In a systematic review of trials where patients with implantable cardioverter defibrillators used fish oil supplements, Dr. David Jenkins and Dr. Paul Dorian found significant differences among the trials, indicating fish oil may be beneficial to some patients while having a negative impact on others.
“Fish oils can have complex and varied effects on the heart,” says Jenkins, a U of T Professor of Medicine who runs the Clinical Nutrition and Risk Factor Modification Centre at St. Michael's Hospital. “These effects include blocking cardiac ion channels, reducing fibrosis in response to mechanical stress, decreasing blood coagulation, and possibly altering immune function.”

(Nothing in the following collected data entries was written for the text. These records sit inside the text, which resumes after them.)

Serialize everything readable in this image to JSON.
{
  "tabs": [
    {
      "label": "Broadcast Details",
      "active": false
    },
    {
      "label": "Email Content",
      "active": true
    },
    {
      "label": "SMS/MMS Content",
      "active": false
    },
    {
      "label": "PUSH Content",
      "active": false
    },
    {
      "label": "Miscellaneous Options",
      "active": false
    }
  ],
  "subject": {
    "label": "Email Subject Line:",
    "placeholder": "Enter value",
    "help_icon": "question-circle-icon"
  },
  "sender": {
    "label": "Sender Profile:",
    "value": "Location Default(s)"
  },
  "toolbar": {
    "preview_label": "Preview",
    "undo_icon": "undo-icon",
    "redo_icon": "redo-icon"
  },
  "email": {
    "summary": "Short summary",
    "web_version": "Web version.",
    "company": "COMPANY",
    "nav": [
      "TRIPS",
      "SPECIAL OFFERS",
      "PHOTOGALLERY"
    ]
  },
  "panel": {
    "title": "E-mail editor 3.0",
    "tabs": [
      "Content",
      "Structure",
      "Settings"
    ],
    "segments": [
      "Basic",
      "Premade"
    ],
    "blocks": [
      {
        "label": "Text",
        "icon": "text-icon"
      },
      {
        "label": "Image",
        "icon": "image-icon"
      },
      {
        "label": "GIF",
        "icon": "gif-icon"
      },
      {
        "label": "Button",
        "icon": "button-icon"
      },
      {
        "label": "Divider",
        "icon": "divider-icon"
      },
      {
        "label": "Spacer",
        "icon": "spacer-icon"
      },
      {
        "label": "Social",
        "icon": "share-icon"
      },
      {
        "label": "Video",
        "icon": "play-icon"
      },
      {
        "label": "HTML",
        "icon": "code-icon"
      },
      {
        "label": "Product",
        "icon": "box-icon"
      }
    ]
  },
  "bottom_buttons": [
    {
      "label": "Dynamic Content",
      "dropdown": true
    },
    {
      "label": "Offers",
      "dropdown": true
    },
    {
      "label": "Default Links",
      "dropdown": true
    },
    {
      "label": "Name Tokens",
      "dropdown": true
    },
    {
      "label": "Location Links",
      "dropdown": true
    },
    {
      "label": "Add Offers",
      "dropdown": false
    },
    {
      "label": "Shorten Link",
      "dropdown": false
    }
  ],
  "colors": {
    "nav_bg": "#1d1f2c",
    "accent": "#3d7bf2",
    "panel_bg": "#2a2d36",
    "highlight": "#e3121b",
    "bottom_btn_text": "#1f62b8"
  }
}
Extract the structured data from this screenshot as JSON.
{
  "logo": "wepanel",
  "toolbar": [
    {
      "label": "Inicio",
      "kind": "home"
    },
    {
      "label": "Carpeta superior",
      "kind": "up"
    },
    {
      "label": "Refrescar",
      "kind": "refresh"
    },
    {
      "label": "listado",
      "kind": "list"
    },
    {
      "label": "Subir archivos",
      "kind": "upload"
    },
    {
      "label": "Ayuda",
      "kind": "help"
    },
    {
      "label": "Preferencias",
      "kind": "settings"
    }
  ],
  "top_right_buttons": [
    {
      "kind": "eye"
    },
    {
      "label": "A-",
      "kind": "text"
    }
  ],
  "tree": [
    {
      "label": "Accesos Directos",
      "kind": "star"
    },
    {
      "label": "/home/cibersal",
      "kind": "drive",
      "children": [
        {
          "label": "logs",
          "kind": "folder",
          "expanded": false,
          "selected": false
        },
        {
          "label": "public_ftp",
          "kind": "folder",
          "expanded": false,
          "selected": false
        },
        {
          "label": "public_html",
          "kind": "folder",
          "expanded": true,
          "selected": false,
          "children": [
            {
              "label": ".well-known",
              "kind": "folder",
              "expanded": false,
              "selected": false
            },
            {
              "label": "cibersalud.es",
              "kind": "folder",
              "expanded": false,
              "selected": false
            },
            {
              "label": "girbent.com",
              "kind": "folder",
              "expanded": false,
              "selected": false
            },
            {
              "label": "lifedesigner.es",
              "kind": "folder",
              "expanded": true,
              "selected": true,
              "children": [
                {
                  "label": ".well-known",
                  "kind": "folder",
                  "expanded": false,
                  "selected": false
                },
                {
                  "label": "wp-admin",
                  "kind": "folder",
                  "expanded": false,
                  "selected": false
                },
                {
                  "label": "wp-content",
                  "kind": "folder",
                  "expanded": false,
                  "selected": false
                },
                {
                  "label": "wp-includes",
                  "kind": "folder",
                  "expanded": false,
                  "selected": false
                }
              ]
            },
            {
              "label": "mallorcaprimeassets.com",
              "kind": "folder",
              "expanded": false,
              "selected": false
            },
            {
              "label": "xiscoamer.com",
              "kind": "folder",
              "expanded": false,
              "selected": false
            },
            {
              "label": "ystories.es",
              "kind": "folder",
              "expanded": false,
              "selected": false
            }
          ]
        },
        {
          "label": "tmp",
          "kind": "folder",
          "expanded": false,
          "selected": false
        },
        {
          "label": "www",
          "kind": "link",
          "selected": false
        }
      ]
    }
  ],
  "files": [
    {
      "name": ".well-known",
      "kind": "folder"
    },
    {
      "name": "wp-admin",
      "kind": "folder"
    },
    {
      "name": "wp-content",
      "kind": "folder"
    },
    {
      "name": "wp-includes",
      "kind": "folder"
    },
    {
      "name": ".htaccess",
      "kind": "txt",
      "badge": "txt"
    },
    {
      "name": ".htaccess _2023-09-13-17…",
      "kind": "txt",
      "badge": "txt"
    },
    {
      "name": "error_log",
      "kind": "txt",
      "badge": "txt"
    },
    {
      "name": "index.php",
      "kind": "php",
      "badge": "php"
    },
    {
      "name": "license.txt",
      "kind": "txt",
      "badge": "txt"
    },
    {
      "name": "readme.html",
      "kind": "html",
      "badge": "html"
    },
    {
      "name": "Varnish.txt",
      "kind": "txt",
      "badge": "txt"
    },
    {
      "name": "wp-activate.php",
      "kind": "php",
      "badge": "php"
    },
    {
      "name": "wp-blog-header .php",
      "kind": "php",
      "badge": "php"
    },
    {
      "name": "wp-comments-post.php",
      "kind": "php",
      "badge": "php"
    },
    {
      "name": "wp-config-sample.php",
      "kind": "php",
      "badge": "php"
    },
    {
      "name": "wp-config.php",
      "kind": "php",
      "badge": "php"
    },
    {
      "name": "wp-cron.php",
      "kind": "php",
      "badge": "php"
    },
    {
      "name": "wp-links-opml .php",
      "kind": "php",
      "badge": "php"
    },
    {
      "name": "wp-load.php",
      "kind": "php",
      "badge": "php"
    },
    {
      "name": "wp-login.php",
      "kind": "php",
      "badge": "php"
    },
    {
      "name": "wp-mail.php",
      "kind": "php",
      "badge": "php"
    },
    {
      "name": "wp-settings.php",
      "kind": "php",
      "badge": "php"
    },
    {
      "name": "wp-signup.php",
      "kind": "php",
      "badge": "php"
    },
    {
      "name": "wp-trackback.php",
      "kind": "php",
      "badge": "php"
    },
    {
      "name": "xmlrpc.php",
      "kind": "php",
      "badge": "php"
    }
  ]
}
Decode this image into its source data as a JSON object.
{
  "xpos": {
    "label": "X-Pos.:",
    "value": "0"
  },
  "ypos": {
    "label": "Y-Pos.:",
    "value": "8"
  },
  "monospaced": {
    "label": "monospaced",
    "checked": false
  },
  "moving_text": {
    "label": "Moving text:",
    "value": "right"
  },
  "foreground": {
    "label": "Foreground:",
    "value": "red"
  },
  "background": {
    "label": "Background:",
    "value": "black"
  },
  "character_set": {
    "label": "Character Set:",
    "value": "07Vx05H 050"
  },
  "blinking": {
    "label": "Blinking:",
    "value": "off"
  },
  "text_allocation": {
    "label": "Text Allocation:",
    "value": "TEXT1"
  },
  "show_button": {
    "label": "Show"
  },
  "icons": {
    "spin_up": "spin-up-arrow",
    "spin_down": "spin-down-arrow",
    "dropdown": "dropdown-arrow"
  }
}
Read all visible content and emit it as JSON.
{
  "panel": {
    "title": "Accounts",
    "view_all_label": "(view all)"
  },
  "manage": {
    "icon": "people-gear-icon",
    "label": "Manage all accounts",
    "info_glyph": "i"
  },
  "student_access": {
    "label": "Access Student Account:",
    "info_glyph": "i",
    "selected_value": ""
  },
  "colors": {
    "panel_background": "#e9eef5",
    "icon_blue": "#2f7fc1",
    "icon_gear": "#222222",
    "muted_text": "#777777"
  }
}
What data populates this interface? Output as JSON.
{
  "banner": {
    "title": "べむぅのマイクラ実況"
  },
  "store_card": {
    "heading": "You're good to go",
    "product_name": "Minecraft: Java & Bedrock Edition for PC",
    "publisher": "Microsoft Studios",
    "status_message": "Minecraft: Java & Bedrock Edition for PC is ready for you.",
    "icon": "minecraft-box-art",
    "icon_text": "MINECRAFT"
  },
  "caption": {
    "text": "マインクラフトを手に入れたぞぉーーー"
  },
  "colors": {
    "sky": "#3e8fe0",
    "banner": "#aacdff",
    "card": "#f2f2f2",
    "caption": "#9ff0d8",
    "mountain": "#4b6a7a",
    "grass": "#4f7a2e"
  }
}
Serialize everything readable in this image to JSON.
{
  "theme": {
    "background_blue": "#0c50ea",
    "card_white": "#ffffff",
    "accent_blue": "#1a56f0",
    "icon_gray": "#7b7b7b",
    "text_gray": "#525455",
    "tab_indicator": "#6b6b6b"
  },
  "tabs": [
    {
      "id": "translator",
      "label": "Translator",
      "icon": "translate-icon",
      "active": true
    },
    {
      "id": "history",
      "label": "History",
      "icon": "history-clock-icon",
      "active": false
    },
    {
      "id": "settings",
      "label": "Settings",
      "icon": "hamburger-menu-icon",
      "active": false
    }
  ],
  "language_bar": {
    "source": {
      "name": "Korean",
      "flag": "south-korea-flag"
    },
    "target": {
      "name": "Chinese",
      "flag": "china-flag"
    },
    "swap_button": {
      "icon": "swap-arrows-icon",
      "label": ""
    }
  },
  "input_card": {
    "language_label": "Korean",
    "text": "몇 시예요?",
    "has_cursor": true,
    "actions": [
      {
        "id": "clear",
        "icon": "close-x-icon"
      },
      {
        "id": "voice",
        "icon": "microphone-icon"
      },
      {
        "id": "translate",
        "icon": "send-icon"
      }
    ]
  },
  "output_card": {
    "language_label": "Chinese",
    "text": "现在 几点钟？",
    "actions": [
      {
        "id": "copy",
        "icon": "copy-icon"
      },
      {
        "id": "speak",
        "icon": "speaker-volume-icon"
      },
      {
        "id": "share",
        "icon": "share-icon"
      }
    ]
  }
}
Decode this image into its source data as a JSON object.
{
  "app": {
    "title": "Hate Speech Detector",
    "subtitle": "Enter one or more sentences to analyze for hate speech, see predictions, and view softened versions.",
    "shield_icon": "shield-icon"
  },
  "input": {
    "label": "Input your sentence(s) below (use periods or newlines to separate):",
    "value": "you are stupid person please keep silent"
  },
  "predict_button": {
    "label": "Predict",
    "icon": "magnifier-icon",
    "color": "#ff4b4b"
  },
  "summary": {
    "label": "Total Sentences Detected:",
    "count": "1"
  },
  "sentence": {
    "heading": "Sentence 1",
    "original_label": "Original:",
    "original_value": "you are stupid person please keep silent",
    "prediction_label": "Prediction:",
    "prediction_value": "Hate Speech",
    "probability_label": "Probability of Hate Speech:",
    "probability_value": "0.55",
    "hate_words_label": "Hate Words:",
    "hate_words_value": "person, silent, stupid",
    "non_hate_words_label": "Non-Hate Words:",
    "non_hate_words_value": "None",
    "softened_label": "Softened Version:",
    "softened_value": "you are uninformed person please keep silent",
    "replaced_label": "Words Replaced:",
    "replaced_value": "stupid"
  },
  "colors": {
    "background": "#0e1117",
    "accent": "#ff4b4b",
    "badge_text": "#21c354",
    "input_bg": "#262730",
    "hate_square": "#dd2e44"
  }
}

There is evidence from multiple large-scale population (epidemiologic) studies and randomized controlled trials that intake of recommended amounts of DHA and EPA in the form of dietary fish or fish oil supplements can reduce the risk of death, heart attack and dangerous abnormal heart rhythms in people with known cardiovascular disease, as well as potentially slow hardening of the arteries and lower blood pressure slightly. But the evidence also shows high doses can have harmful effects, such as an increased risk of bleeding. Although benefits are proposed for alpha-linolenic acid, scientific evidence is less compelling and beneficial effects may be less pronounced.
The meta-analysis reveals that studies in different patient populations with different pathophysiologies and therapeutic regimens have all produced divergent results. However, more recent data suggests that particular caution should be exercised when analyzing data from certain subgroups, such as men with stable angina. The same may also be true for patients with implantable cardioverter defibrillators who have a history of ventricular tachycardia and who are not taking antiarrhythmic medications.
“Fish oils have promise as beneficial in cardiovascular disease but our work highlights our gaps in understanding and the need for more research,” adds Dorian, a cardiologist at St. Michael's Hospital and U of T Professor of Medicine University of Toronto.
The review, which will appear in the January 15 edition of the Canadian Medical Association Journal, also indicates that further research and large randomized controlled trials are needed before long-chain omega-3 fatty acids are used in patients with heart failure and angina.